Jakarta, Kompas - Banyaknya kekerasan yang dilakukan oleh anak-anak akhir-akhir ini merupakan indikasi buruknya kesehatan mental masyarakat. Apabila tidak ditangani serius, fenomena ini bisa berkembang menjadi gangguan antisosial, bahkan psikopat.
Kondisi ini, menurut Nalini Muhdi, psikiater RSUD Dr Soetomo Surabaya, ketika dihubungi Kompas, tidak bisa dibiarkan.
Beberapa kasus kekerasan oleh anak terus terjadi. Kasus paling baru menimpa siswa SD Negeri Cinere 1, SM (12), yang ditemukan nyaris tewas di got Perumahan Bukit Cinere Indah, Cinere, Kota Depok, Jawa Barat, Jumat (17/2) pagi, dengan delapan luka tusuk di perut, tangan, dan betis. Anak pasangan tunanetra ini diduga ditusuk teman sekelasnya, Amn (13). Peristiwa itu dipicu oleh pencurian telepon seluler milik SM oleh Amn, Rabu lalu.
”Kekerasan dan kriminalitas oleh anak termasuk gangguan tingkah laku pada anak. Jika tidak tertangani bisa berkembang menjadi gangguan antisosial, bahkan psikopat,” kata Nalini.
Gangguan tingkah laku semacam itu bisa terjadi karena anak-anak terbiasa melihat kekerasan, baik langsung maupun tidak langsung. Akibatnya, anak- anak menganggap kekerasan sebagai cara menyelesaikan masalah. Banyak faktor yang memengaruhi timbulnya gangguan tingkah laku, mulai dari faktor biologis berupa kelainan pada kromosom hingga faktor psikososial. ”Harus ada observasi mendalam tentang masa kecilnya, keluarganya, lingkungan tempat tinggalnya, dan proses belajarnya. Juga perlu dilihat seperti apa perasaan dia (pelaku) saat melakukan kekerasan. Penusukan sampai berkali-kali, bahkan sampai tembus ke bagian tubuh lain, menunjukkan impulsivitas luar biasa,” ujar Nalini.

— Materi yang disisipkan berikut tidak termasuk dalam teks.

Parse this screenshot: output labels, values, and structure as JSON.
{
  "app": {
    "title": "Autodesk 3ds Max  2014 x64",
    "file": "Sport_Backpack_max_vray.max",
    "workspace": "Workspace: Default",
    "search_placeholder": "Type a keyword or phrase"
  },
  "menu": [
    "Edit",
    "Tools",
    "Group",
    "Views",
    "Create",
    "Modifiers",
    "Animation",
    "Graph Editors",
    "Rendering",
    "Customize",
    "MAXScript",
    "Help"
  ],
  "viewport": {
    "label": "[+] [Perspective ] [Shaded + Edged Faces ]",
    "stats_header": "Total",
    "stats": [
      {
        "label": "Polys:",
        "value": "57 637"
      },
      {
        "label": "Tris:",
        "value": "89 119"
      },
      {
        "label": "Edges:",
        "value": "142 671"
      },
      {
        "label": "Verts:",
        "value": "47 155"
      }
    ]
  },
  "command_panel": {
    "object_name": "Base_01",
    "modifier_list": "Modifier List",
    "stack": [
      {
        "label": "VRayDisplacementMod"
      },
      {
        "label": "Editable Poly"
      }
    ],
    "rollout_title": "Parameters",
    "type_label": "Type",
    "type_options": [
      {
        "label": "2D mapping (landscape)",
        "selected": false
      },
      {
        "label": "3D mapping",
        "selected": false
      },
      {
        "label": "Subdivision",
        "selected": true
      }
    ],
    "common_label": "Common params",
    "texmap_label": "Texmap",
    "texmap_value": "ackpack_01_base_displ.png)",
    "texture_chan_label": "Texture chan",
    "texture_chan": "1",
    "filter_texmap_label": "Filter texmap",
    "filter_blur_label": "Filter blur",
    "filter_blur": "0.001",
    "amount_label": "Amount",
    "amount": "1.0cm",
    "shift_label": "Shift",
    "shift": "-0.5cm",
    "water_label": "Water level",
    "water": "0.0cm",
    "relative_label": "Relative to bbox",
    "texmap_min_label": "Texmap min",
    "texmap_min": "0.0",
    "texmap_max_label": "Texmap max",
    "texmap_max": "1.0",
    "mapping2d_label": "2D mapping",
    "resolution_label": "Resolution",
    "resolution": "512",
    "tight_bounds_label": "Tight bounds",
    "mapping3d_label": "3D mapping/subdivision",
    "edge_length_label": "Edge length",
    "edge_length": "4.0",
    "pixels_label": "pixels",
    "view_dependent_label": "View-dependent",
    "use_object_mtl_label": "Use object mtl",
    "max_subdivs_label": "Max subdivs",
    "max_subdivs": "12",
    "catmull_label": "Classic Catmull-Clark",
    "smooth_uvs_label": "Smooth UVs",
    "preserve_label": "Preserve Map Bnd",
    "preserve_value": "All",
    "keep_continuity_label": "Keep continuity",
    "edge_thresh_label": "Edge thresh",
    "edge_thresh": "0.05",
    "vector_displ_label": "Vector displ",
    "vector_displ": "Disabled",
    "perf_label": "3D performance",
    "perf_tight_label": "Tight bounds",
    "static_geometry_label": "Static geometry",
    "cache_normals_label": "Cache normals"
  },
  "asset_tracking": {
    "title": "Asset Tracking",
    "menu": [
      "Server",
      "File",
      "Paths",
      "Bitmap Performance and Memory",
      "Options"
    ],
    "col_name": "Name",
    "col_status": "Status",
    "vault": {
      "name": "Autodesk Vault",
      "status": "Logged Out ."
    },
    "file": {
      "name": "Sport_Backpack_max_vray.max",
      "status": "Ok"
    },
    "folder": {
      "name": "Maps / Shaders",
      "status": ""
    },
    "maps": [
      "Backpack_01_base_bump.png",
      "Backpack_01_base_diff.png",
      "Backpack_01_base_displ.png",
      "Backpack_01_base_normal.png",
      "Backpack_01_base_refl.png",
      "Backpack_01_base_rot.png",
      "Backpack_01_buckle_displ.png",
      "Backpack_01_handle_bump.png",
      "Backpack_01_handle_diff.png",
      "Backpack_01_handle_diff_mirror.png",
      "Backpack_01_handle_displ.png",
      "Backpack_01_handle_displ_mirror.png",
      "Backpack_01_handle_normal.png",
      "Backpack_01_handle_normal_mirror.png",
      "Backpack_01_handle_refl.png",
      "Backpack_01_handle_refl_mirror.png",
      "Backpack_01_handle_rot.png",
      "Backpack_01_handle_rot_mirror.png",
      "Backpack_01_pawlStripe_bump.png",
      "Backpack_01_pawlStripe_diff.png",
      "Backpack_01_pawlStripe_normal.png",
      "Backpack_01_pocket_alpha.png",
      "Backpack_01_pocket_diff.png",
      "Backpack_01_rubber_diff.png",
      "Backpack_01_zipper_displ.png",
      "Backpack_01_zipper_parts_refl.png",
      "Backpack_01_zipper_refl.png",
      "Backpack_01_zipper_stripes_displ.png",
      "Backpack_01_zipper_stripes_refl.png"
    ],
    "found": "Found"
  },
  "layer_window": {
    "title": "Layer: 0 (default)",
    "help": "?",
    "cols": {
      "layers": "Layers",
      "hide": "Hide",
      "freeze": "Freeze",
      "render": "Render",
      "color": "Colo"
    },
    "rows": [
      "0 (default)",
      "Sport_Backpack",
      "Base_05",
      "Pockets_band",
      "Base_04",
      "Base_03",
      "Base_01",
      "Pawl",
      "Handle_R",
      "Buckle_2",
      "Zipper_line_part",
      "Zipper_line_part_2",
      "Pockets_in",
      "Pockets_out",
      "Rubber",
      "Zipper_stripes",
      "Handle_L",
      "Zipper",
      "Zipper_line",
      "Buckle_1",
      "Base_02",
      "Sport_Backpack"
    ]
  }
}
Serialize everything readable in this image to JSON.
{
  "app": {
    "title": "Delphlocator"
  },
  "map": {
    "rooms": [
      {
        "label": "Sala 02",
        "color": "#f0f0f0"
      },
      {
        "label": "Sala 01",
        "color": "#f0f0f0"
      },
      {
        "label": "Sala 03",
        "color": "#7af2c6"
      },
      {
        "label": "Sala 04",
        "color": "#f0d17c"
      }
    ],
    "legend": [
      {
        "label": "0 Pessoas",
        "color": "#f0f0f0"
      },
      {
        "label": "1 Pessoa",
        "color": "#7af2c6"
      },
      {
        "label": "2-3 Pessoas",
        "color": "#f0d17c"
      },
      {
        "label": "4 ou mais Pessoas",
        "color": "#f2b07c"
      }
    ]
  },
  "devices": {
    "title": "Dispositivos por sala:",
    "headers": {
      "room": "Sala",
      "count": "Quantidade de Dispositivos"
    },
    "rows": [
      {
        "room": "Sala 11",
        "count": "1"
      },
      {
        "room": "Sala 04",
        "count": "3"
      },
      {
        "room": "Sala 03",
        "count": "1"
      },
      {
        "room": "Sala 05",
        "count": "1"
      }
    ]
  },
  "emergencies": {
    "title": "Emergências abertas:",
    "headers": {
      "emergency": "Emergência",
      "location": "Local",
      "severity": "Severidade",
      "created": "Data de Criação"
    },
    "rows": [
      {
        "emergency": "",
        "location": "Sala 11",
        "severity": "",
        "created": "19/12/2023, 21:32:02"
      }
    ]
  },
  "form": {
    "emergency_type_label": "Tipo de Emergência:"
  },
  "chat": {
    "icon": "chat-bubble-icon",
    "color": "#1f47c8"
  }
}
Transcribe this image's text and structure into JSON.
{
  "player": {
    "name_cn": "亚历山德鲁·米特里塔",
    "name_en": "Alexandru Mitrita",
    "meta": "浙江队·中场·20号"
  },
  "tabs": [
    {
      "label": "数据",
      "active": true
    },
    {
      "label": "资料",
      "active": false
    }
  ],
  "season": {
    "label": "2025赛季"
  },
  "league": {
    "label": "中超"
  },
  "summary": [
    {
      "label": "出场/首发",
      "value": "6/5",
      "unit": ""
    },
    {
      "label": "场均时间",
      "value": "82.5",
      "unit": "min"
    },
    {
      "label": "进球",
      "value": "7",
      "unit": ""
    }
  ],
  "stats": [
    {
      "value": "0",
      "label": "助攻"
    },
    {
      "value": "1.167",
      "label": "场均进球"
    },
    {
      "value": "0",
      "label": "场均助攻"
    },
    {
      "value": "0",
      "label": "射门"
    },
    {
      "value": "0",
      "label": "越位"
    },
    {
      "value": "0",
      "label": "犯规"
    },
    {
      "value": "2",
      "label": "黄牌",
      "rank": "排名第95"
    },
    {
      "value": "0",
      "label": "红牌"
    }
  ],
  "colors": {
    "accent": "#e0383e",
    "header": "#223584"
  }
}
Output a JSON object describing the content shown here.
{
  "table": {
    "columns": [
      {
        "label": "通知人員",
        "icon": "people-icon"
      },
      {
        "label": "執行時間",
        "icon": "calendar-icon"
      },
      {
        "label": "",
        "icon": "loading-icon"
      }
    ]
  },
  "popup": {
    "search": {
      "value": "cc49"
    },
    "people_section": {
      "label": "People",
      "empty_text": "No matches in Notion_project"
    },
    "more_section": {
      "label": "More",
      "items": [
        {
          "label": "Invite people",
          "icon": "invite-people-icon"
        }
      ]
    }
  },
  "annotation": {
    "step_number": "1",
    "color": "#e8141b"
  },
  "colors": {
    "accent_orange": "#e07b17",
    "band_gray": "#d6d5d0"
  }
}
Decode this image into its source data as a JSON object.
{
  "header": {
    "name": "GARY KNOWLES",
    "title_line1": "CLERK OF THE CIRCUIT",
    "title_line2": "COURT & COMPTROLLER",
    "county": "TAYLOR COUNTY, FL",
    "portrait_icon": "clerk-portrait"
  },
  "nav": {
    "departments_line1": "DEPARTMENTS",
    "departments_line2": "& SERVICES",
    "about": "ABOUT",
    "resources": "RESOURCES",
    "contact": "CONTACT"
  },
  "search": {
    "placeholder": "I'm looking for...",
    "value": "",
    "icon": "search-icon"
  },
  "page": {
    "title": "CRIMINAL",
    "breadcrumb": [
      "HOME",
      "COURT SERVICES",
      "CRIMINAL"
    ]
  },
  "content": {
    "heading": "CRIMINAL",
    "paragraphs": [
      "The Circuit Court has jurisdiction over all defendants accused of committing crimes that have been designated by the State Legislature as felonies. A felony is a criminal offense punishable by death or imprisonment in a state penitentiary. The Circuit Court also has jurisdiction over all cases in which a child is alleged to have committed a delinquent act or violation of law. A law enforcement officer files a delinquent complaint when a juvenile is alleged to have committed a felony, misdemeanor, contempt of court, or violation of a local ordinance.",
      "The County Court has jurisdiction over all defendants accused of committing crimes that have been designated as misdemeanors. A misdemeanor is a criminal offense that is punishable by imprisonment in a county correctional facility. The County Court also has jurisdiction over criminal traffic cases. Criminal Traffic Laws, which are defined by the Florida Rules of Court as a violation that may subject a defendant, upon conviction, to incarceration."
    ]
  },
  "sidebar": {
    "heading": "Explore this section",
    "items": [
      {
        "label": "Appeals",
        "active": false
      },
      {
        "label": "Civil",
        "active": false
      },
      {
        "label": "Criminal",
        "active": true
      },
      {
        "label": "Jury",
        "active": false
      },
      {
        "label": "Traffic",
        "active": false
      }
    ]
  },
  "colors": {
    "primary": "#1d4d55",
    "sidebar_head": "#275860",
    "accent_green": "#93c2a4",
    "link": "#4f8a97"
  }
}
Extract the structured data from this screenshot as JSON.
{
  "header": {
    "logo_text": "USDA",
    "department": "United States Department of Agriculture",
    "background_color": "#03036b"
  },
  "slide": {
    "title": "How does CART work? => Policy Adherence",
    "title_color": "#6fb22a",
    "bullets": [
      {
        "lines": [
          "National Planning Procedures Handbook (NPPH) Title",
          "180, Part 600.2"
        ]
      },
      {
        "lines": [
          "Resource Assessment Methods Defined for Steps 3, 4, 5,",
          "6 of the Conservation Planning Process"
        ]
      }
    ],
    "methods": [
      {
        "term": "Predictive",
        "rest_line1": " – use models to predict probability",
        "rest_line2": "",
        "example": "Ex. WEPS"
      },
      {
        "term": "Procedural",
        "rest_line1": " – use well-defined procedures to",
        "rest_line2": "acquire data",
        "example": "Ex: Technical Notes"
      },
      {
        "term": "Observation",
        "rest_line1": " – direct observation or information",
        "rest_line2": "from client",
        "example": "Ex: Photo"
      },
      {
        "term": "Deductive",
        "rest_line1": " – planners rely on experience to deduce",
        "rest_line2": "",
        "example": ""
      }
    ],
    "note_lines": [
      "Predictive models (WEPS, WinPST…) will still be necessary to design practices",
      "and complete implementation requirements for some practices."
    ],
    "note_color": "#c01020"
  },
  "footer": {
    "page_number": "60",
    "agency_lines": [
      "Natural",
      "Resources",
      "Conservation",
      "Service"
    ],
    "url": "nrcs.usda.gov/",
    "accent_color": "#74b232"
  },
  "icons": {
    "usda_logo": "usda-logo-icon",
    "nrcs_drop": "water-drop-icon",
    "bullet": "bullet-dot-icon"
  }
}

Sayangnya, ungkap Nalini, buruknya kesehatan mental masyarakat belum menjadi perhatian pemerintah. Akar permasalahan belum dibicarakan. Ini sudah lampu merah! Masyarakat harus ikut bertanggung jawab.
Seto Mulyadi, pemerhati anak, menilai, kekejaman Amn adalah pelampiasan karena ia sering mendapat kekerasan. Itu dimungkinkan karena Amn tidak tinggal bersama orangtua.
Selain itu, kata Erita Nurhetali, Koordinator Psikologi Terapan Intervensi Sosial Fakultas Psikologi Universitas Indonesia, lingkungan hidup tersangka, seperti sekolah dan tempat dia tinggal, juga sudah rusak. Terbukti kontrol sosial atas perilaku Amn tidak berjalan.
”Dia dengan mudah mengabaikan sistem nilai yang seharusnya menjadi acuan. Tidak ada nilai agama dan sosial yang dipegangnya,” tutur Erita.